Effects of Nonuniform and Three-Dimensional Contact Stresses on Near-Surface Cracking

Abstract

Near-surface cracking, sometimes referred to as top-down cracking, is one of the predominant distress types in flexible pavements. The incidence of near-surface cracking has increased in recent years with the increased construction of relatively thick (hot-mix asphalt layer > 200 mm) flexible pavements. However, understanding the mechanisms of near-surface cracking and its integration into pavement design protocols remains a challenge. Analysis of this problem can be complex because of multiaxial stress states in the vicinity of tires. The near-surface response to nonuniform tire contact stresses is investigated, and the potential for crack occurrence near the surface is analyzed in a typical relatively thick flexible pavement.

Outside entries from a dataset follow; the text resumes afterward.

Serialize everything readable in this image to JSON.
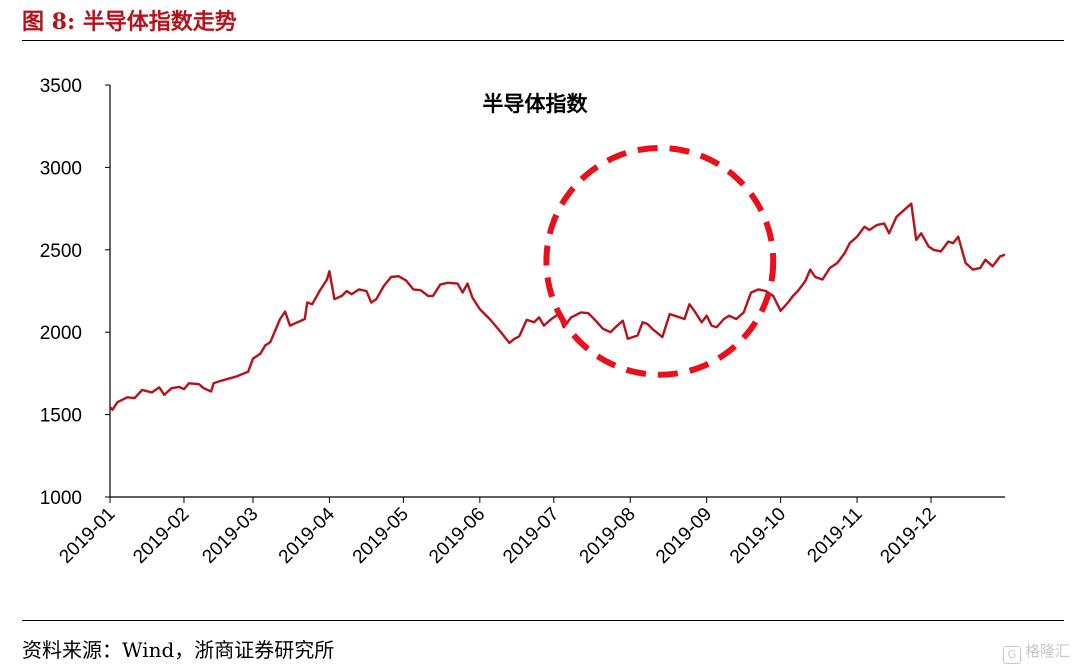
{
  "figure": {
    "title": "图  8:  半导体指数走势",
    "source": "资料来源：Wind，浙商证券研究所",
    "watermark": "格隆汇",
    "watermark_icon": "G"
  },
  "colors": {
    "accent": "#b5121b",
    "line": "#b5121b",
    "highlight": "#e8101a"
  },
  "chart_data": {
    "type": "line",
    "title": "",
    "xlabel": "",
    "ylabel": "",
    "ylim": [
      1000,
      3500
    ],
    "yticks": [
      1000,
      1500,
      2000,
      2500,
      3000,
      3500
    ],
    "xlim": [
      "2019-01-02",
      "2019-12-31"
    ],
    "xticks": [
      "2019-01",
      "2019-02",
      "2019-03",
      "2019-04",
      "2019-05",
      "2019-06",
      "2019-07",
      "2019-08",
      "2019-09",
      "2019-10",
      "2019-11",
      "2019-12"
    ],
    "grid": false,
    "legend": "none",
    "annotations": [
      {
        "type": "series-label",
        "text": "半导体指数"
      },
      {
        "type": "dashed-circle",
        "from": "2019-07-01",
        "to": "2019-10-01",
        "center_x": "2019-08-13",
        "center_y": 2430
      }
    ],
    "series": [
      {
        "name": "半导体指数",
        "color": "#b5121b",
        "points": [
          [
            "2019-01-02",
            1545
          ],
          [
            "2019-01-03",
            1530
          ],
          [
            "2019-01-05",
            1575
          ],
          [
            "2019-01-09",
            1605
          ],
          [
            "2019-01-12",
            1600
          ],
          [
            "2019-01-15",
            1650
          ],
          [
            "2019-01-19",
            1635
          ],
          [
            "2019-01-22",
            1665
          ],
          [
            "2019-01-24",
            1620
          ],
          [
            "2019-01-27",
            1660
          ],
          [
            "2019-01-30",
            1668
          ],
          [
            "2019-02-01",
            1655
          ],
          [
            "2019-02-03",
            1690
          ],
          [
            "2019-02-07",
            1685
          ],
          [
            "2019-02-09",
            1660
          ],
          [
            "2019-02-12",
            1640
          ],
          [
            "2019-02-13",
            1690
          ],
          [
            "2019-02-16",
            1705
          ],
          [
            "2019-02-22",
            1730
          ],
          [
            "2019-02-27",
            1760
          ],
          [
            "2019-03-01",
            1840
          ],
          [
            "2019-03-04",
            1870
          ],
          [
            "2019-03-06",
            1920
          ],
          [
            "2019-03-08",
            1940
          ],
          [
            "2019-03-12",
            2080
          ],
          [
            "2019-03-14",
            2125
          ],
          [
            "2019-03-16",
            2040
          ],
          [
            "2019-03-19",
            2060
          ],
          [
            "2019-03-22",
            2080
          ],
          [
            "2019-03-23",
            2180
          ],
          [
            "2019-03-25",
            2170
          ],
          [
            "2019-03-28",
            2250
          ],
          [
            "2019-03-31",
            2320
          ],
          [
            "2019-04-01",
            2370
          ],
          [
            "2019-04-03",
            2200
          ],
          [
            "2019-04-06",
            2220
          ],
          [
            "2019-04-08",
            2250
          ],
          [
            "2019-04-10",
            2230
          ],
          [
            "2019-04-13",
            2260
          ],
          [
            "2019-04-16",
            2250
          ],
          [
            "2019-04-18",
            2180
          ],
          [
            "2019-04-20",
            2200
          ],
          [
            "2019-04-23",
            2280
          ],
          [
            "2019-04-26",
            2335
          ],
          [
            "2019-04-29",
            2340
          ],
          [
            "2019-05-02",
            2315
          ],
          [
            "2019-05-05",
            2260
          ],
          [
            "2019-05-08",
            2255
          ],
          [
            "2019-05-11",
            2220
          ],
          [
            "2019-05-13",
            2220
          ],
          [
            "2019-05-16",
            2290
          ],
          [
            "2019-05-19",
            2300
          ],
          [
            "2019-05-23",
            2295
          ],
          [
            "2019-05-25",
            2240
          ],
          [
            "2019-05-27",
            2295
          ],
          [
            "2019-05-29",
            2210
          ],
          [
            "2019-06-01",
            2140
          ],
          [
            "2019-06-05",
            2080
          ],
          [
            "2019-06-09",
            2010
          ],
          [
            "2019-06-13",
            1935
          ],
          [
            "2019-06-15",
            1960
          ],
          [
            "2019-06-17",
            1975
          ],
          [
            "2019-06-20",
            2075
          ],
          [
            "2019-06-23",
            2060
          ],
          [
            "2019-06-25",
            2090
          ],
          [
            "2019-06-27",
            2040
          ],
          [
            "2019-06-30",
            2080
          ],
          [
            "2019-07-03",
            2110
          ],
          [
            "2019-07-05",
            2030
          ],
          [
            "2019-07-08",
            2090
          ],
          [
            "2019-07-12",
            2120
          ],
          [
            "2019-07-15",
            2115
          ],
          [
            "2019-07-18",
            2070
          ],
          [
            "2019-07-21",
            2020
          ],
          [
            "2019-07-24",
            2000
          ],
          [
            "2019-07-26",
            2030
          ],
          [
            "2019-07-29",
            2070
          ],
          [
            "2019-07-31",
            1960
          ],
          [
            "2019-08-04",
            1980
          ],
          [
            "2019-08-06",
            2060
          ],
          [
            "2019-08-08",
            2050
          ],
          [
            "2019-08-10",
            2020
          ],
          [
            "2019-08-14",
            1970
          ],
          [
            "2019-08-17",
            2110
          ],
          [
            "2019-08-19",
            2100
          ],
          [
            "2019-08-23",
            2080
          ],
          [
            "2019-08-25",
            2170
          ],
          [
            "2019-08-27",
            2130
          ],
          [
            "2019-08-30",
            2060
          ],
          [
            "2019-09-01",
            2100
          ],
          [
            "2019-09-03",
            2040
          ],
          [
            "2019-09-05",
            2030
          ],
          [
            "2019-09-08",
            2080
          ],
          [
            "2019-09-10",
            2100
          ],
          [
            "2019-09-13",
            2080
          ],
          [
            "2019-09-16",
            2120
          ],
          [
            "2019-09-19",
            2240
          ],
          [
            "2019-09-22",
            2260
          ],
          [
            "2019-09-25",
            2250
          ],
          [
            "2019-09-28",
            2220
          ],
          [
            "2019-10-01",
            2130
          ],
          [
            "2019-10-04",
            2180
          ],
          [
            "2019-10-06",
            2220
          ],
          [
            "2019-10-08",
            2250
          ],
          [
            "2019-10-11",
            2310
          ],
          [
            "2019-10-13",
            2380
          ],
          [
            "2019-10-15",
            2335
          ],
          [
            "2019-10-18",
            2320
          ],
          [
            "2019-10-21",
            2390
          ],
          [
            "2019-10-24",
            2420
          ],
          [
            "2019-10-27",
            2480
          ],
          [
            "2019-10-29",
            2540
          ],
          [
            "2019-11-01",
            2580
          ],
          [
            "2019-11-04",
            2640
          ],
          [
            "2019-11-06",
            2620
          ],
          [
            "2019-11-09",
            2650
          ],
          [
            "2019-11-12",
            2660
          ],
          [
            "2019-11-14",
            2600
          ],
          [
            "2019-11-17",
            2700
          ],
          [
            "2019-11-20",
            2740
          ],
          [
            "2019-11-23",
            2780
          ],
          [
            "2019-11-25",
            2560
          ],
          [
            "2019-11-27",
            2600
          ],
          [
            "2019-11-30",
            2520
          ],
          [
            "2019-12-02",
            2500
          ],
          [
            "2019-12-05",
            2490
          ],
          [
            "2019-12-08",
            2550
          ],
          [
            "2019-12-10",
            2540
          ],
          [
            "2019-12-12",
            2580
          ],
          [
            "2019-12-15",
            2420
          ],
          [
            "2019-12-18",
            2380
          ],
          [
            "2019-12-21",
            2390
          ],
          [
            "2019-12-23",
            2440
          ],
          [
            "2019-12-26",
            2400
          ],
          [
            "2019-12-29",
            2460
          ],
          [
            "2019-12-31",
            2470
          ]
        ]
      }
    ]
  }
}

The generalized finite element method (GFEM) is used to analyze pavement structure. This method provides a computational framework for the arbitrary orientation of cracks in a finite element mesh that is particularly useful for mixed-mode fracture problems. A three-dimensional (3-D) model for a typical pavement structure with a thick bituminous layer is created, and 3-D and nonuniform tire–pavement contact stresses are applied to the pavement surface. Aggregate-scale cracks are inserted at various locations and orientations in the pavement. Results of this numerical study indicate that complex stress states in the presence of strong mode mixity may cause shear or tensile fracture in flexible pavements. The importance of novel computational methods such as the GFEM to the discovery and understanding of mechanisms governing the premature failure of pavements is highlighted.